Transparency & The Credit Crash
The miserable performance of financial stocks will continue for some time because of a continuing lack of transparency. Neither the Fed, the SEC or the Comptroller of the Currency has any idea of how much worthless mortgage securities are sitting in the portfolios of Banks and Hedge Funds. As the Wall Street Journal reportedtoday, “Fueling the concerns, Standard & Poor’s predicted yesterday that the carnage might spread to a wider range of financial institutions, with total losses potentially exceeding $265 billion.”
What is really making the market nervous is that the Monoline bond insurers like MBIA and Ambac, who stand behind these billions of losses, are in serious financial jeopardy. Yesterday a prominent Hedge Fund short seller of these companies, William Ackman, issued a report on the two big Monoline insurers:
Mr. Ackman, who runs a New York hedge fund called Pershing Square and has bet against the insurers’ shares, issued a report late in the afternoon predicting that two of the companies, MBIA and the Ambac Financial Group, might lose $24 billion on complex mortgage investments they have guaranteed. Such a hole might threaten their survival and touch off a chain reaction of losses at some of Wall Street’s biggest banks, as well as raise borrowing costs for states and municipalities.
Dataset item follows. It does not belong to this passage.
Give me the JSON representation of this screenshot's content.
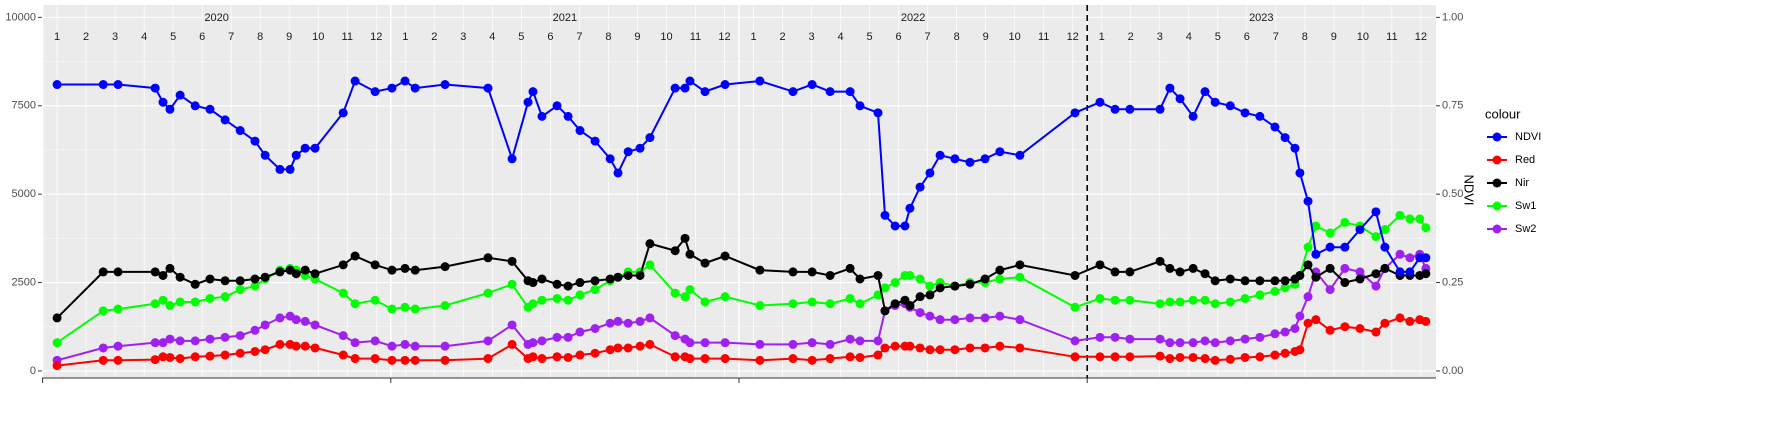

Obviously Mr. Ackman is not a neutral observer in this matter, as he stands to make millions if the two insurers crash. The chain reaction to such a crash would redefine Warren Buffet’s warning of a “mega-catastrophic risk”brought about by the unwinding of the derivatives market. What is puzzling is that Mr. Ackman, who claims that his figures of problems are conservative, could pull together a report that the New York Insurance Commission or any of the above named Federal regulators have been unable to supply to the market. One can only reach one of two conclusions. Either the regulators know something they think will panic the market and don’t want to talk or they are too lazy to find out.

For those patient enough to read (or skim) some of this material, the transparency problems have been recognized for quite some time now. The report of the CRMPG in that link is dated July 27, 2005.
Then there are the problems with incentives, which Rag Rajan has been writing about for a while now.
The good news is that a little political will is all that’s lacking to start doing the needed repairs.